Why does Munslow consider weak intentionalism flawed? He says knowing an author's intentions need not help us understand a text. But this seems irrelevant. Weak intentionalism does not equate meanings solely with authorial intentions. All procedural individualism implies is that texts only mean things for specific people, whether they be authors, readers, or us.

Munslow says utterances can be made without expressing intentions. But this too seems irrelevant. Weak intentionalism implies utterances acquire meaning only through the intentional or mental activity of particular individuals. Suppose an utterance is made without expressing an intention. Surely to acquire meaning it still has to be understood in some way through the intentional or mental activity of individuals?

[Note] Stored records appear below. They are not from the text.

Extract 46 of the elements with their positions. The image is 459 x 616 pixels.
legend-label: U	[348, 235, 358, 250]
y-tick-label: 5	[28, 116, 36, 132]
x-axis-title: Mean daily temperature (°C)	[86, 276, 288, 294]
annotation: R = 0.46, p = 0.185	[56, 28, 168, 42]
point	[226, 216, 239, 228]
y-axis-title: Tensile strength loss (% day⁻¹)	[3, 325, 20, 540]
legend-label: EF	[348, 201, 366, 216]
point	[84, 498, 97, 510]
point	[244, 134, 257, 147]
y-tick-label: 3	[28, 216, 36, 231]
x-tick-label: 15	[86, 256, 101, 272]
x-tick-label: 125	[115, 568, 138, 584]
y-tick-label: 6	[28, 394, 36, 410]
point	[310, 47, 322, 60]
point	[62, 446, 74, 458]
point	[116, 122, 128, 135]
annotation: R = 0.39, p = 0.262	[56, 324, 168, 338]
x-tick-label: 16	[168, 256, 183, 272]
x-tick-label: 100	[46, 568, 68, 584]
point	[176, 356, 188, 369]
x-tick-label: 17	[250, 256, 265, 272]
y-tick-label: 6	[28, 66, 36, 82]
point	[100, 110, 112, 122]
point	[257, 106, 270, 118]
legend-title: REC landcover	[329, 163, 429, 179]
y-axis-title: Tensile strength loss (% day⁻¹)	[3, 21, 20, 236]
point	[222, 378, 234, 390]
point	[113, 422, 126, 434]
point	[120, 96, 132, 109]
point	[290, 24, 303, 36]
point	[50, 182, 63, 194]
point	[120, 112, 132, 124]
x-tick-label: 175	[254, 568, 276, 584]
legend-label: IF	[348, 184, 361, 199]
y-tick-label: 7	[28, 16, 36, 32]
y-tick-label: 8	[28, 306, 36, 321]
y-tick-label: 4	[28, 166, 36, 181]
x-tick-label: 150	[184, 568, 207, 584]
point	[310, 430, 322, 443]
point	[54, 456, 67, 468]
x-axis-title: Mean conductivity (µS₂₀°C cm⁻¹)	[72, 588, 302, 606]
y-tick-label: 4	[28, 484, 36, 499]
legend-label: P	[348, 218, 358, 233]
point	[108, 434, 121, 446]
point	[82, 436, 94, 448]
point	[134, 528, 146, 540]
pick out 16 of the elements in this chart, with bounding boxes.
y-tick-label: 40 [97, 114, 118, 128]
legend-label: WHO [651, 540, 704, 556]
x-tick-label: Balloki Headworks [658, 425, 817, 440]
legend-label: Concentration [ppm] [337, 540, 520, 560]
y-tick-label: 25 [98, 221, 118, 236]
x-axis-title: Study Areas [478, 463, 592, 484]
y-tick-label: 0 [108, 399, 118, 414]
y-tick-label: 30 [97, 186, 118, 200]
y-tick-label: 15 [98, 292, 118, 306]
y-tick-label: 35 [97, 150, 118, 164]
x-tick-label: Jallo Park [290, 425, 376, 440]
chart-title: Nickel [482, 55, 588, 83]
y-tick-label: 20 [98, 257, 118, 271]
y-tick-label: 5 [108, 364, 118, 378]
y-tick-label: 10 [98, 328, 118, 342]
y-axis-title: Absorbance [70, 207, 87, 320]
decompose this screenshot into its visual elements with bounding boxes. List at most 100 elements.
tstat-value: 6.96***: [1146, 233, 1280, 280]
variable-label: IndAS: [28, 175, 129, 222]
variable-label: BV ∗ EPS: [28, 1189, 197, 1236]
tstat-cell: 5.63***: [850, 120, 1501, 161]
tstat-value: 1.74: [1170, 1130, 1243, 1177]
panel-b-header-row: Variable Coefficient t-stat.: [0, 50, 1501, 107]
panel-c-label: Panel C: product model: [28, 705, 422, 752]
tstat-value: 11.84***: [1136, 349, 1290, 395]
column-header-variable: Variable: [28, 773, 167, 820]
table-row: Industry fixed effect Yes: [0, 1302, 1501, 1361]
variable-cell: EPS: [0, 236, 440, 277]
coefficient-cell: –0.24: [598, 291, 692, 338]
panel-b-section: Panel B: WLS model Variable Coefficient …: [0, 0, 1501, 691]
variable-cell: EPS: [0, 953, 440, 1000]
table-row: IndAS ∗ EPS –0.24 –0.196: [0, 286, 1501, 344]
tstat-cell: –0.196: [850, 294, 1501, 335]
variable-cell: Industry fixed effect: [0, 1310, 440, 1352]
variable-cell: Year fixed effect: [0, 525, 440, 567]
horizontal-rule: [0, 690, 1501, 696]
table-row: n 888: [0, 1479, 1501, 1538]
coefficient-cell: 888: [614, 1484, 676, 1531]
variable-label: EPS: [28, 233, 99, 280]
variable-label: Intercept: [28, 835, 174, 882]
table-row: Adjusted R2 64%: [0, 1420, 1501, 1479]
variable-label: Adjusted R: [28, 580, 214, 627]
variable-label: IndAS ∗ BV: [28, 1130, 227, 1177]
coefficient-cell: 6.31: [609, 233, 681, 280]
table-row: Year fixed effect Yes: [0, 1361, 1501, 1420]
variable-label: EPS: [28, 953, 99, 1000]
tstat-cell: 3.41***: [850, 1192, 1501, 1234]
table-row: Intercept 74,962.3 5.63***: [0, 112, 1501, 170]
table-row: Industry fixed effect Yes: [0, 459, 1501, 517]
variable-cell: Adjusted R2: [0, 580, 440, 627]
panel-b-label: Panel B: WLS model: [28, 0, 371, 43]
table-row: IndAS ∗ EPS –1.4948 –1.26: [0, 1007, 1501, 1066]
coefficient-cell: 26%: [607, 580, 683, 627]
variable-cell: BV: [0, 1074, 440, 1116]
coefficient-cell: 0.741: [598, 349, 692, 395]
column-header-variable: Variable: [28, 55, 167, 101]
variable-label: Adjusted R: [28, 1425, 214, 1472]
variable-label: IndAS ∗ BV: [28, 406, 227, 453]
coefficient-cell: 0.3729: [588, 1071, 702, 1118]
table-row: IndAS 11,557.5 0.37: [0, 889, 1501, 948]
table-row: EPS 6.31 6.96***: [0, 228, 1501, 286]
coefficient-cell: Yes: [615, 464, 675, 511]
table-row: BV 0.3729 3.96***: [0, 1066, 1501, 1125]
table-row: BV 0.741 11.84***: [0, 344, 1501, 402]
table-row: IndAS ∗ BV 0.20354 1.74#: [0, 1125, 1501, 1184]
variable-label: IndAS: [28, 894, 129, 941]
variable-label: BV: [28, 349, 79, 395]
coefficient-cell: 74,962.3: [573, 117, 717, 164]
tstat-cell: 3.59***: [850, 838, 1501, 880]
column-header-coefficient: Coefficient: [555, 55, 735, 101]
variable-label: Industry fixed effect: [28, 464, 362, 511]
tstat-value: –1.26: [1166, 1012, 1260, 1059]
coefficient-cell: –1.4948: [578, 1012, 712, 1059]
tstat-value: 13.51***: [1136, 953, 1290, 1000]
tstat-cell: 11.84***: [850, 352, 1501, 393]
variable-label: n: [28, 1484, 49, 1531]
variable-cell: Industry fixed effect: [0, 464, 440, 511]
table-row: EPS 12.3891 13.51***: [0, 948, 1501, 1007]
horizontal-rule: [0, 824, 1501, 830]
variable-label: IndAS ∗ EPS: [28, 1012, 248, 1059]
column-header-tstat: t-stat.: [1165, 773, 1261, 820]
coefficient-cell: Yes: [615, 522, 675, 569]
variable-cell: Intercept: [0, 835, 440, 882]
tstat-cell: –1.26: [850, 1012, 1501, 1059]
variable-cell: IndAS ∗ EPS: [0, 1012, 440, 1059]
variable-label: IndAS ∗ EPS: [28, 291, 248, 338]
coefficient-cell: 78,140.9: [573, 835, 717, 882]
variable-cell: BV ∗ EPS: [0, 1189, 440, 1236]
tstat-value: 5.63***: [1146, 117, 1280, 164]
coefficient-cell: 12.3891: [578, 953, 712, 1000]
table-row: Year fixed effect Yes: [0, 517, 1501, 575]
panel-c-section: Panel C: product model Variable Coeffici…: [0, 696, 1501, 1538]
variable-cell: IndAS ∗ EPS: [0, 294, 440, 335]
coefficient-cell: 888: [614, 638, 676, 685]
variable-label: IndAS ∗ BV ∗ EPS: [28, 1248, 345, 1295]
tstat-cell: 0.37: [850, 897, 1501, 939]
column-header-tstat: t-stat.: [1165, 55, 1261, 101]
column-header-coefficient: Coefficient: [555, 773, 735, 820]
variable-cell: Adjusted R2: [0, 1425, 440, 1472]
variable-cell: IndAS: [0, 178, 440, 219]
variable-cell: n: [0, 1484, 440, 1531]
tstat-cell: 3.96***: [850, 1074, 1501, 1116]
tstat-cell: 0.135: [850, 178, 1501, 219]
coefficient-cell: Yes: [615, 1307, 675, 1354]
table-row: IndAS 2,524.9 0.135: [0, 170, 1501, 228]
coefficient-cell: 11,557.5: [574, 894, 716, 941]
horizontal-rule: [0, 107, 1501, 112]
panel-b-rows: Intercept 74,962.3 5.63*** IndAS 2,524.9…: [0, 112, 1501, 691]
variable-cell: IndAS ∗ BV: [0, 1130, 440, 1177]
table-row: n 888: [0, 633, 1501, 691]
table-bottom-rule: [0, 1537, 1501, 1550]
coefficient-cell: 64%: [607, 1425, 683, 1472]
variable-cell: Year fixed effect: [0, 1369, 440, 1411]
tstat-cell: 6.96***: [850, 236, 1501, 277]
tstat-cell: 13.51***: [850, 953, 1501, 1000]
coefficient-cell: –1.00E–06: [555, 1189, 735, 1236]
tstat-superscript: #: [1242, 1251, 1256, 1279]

Or at least surely this is so unless we ascribe innate meanings to utterances independent of all people?

Finally, Munslow says unless we postulate such innate meanings - which, like me, he does not want to - we must make up meanings; to say X means Y is to make an educated guess since we cannot have any pure experience of the past. But this too seems irrelevant. When we postulate past actions, past trade patterns, or anything else, we make educated guesses, but we do not consequently deny the validity of historians thinking in terms of actions or trade patterns. Why, then, should we do so in the case of intentional meanings?

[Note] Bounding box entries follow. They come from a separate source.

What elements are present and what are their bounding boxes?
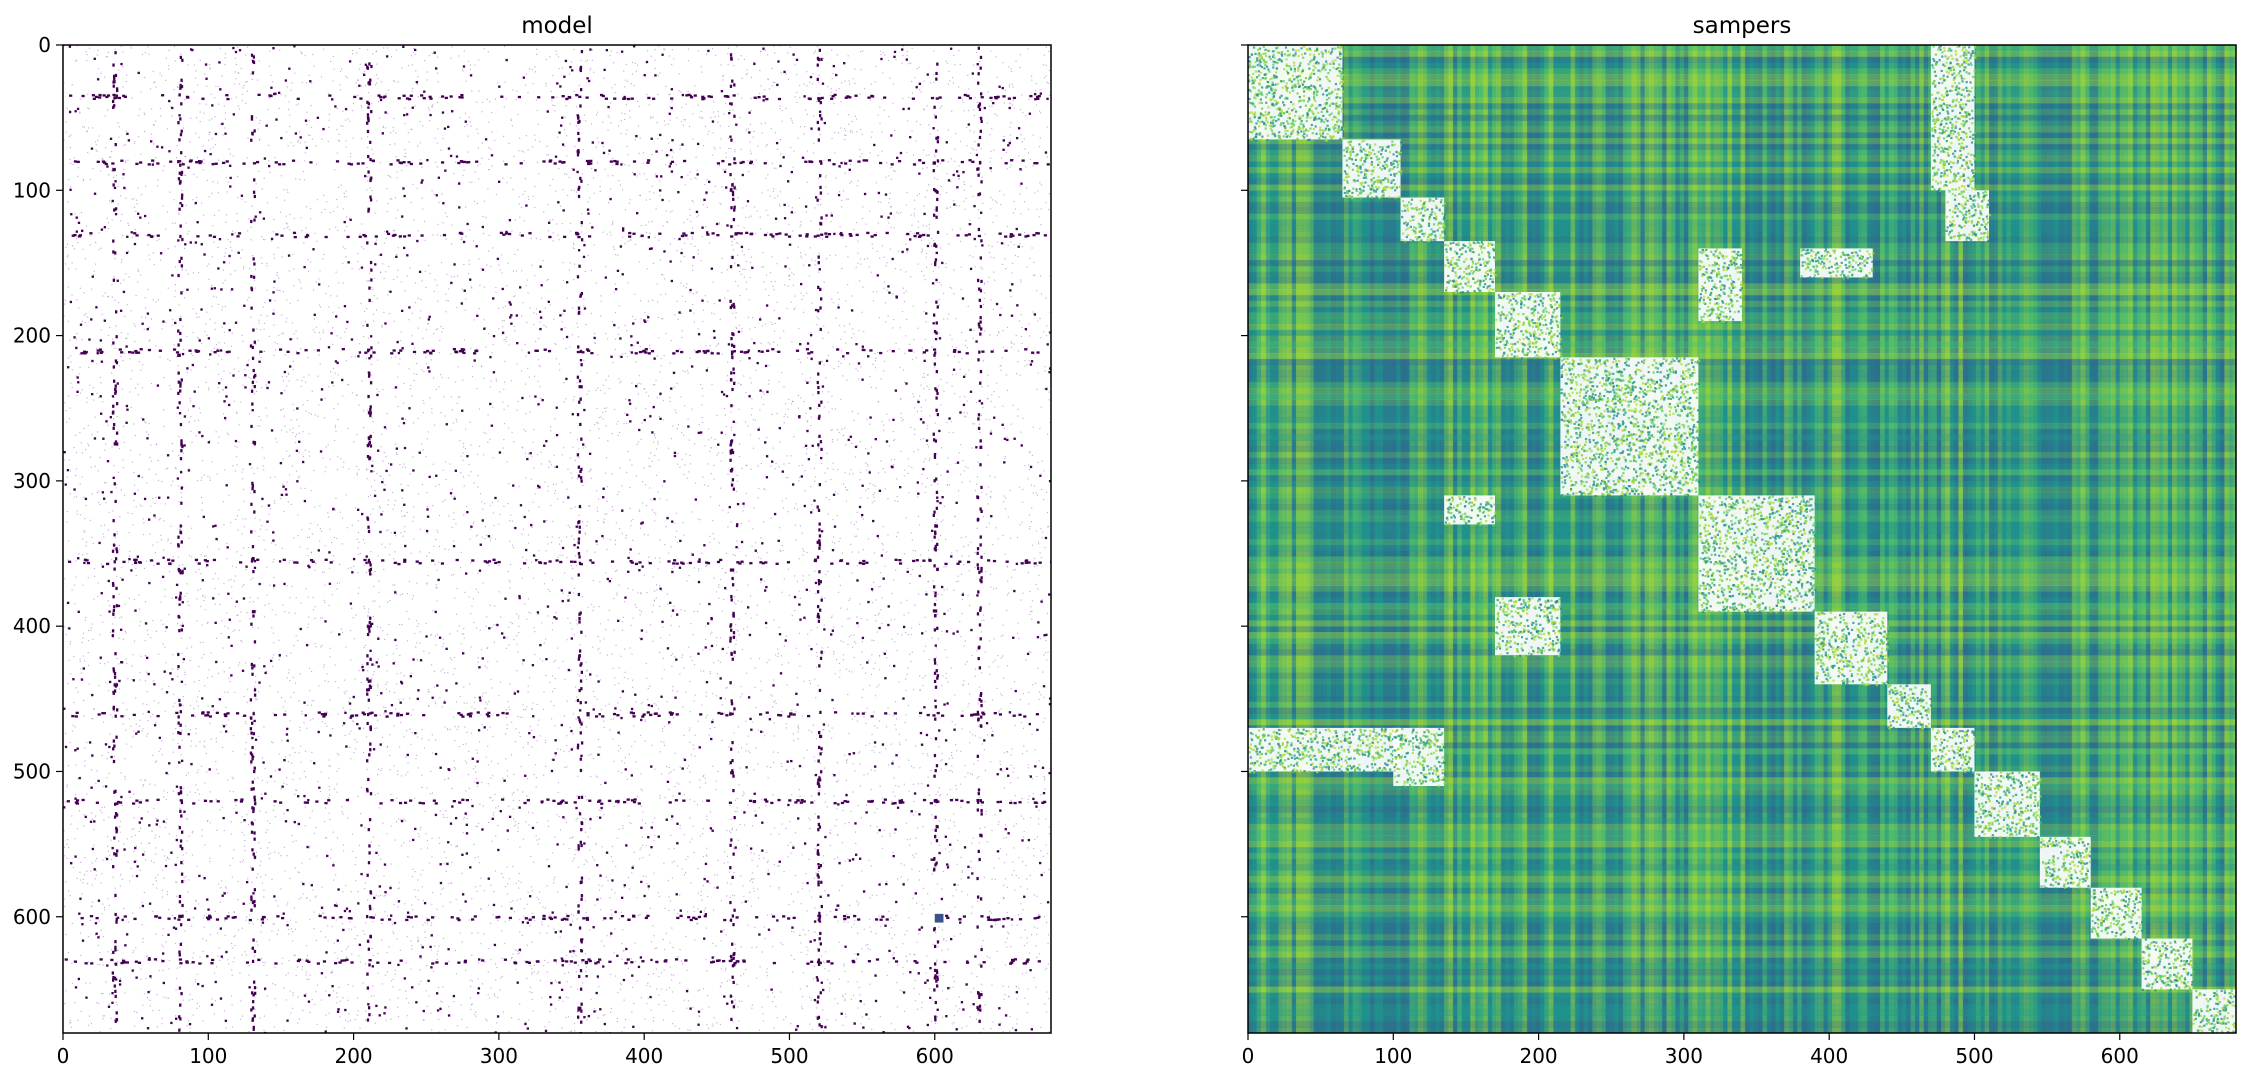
x-tick-label: 400	[1810, 1044, 1848, 1068]
hotspot-cell	[934, 913, 944, 923]
x-tick-label: 600	[2101, 1044, 2139, 1068]
heatmap-image	[1248, 45, 2236, 1033]
hotspot-lines	[64, 46, 1051, 1033]
y-tick-label: 600	[13, 905, 51, 929]
masked-block	[1698, 495, 1815, 612]
x-tick-label: 0	[1242, 1044, 1255, 1068]
x-tick-label: 200	[1519, 1044, 1557, 1068]
y-tick-label: 0	[38, 33, 51, 57]
panel-sampers: sampers 0 100 200 300 400 500 600	[1241, 13, 2237, 1068]
x-tick-label: 500	[770, 1044, 808, 1068]
panel-title: model	[521, 13, 593, 39]
x-tick-label: 200	[334, 1044, 372, 1068]
y-tick-label: 200	[13, 324, 51, 348]
y-tick-label: 300	[13, 469, 51, 493]
sparse-points	[63, 45, 1051, 1033]
panel-title: sampers	[1693, 13, 1792, 39]
x-tick-label: 400	[625, 1044, 663, 1068]
x-tick-label: 600	[916, 1044, 954, 1068]
x-tick-label: 100	[1374, 1044, 1412, 1068]
y-tick-label: 500	[13, 759, 51, 783]
x-tick-label: 300	[1665, 1044, 1703, 1068]
y-tick-label: 400	[13, 614, 51, 638]
panel-model: model 0 100 200 300 400 500 600 0 100 200 300 400 500…	[13, 13, 1052, 1068]
axes-frame	[62, 44, 1052, 1034]
heatmap-image	[63, 45, 1051, 1033]
x-tick-label: 100	[189, 1044, 227, 1068]
x-tick-label: 500	[1955, 1044, 1993, 1068]
x-tick-label: 300	[480, 1044, 518, 1068]
axes-frame	[1247, 44, 2237, 1034]
y-tick-label: 100	[13, 178, 51, 202]
masked-block	[2090, 887, 2142, 939]
x-tick-label: 0	[57, 1044, 70, 1068]
masked-blocks	[1248, 45, 2236, 1033]
masked-block	[1495, 292, 1561, 358]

Although Munslow mentions my rejection of strong intentionalism for weak intentionalism, his criticisms of The Logic of the History of Ideas rely on falsely attributing the former to me. To overturn my weak intentionalism, a critic would have at least either to point to where my reasoning goes awry or to provide a compelling account of a type of historical meaning that is neither a meaning for individuals nor an abstraction based thereon. In the absence of such criticism, I will continue on my way. Maybe that way is the middle of the road, maybe it is an obscure byway; whatever, travelling along it certainly feels like the slow, cumbersome hacking of a path through dense undergrowth. If your wanderings bring you near, do not hurry past, stop for a chat about how we got here and where we might go.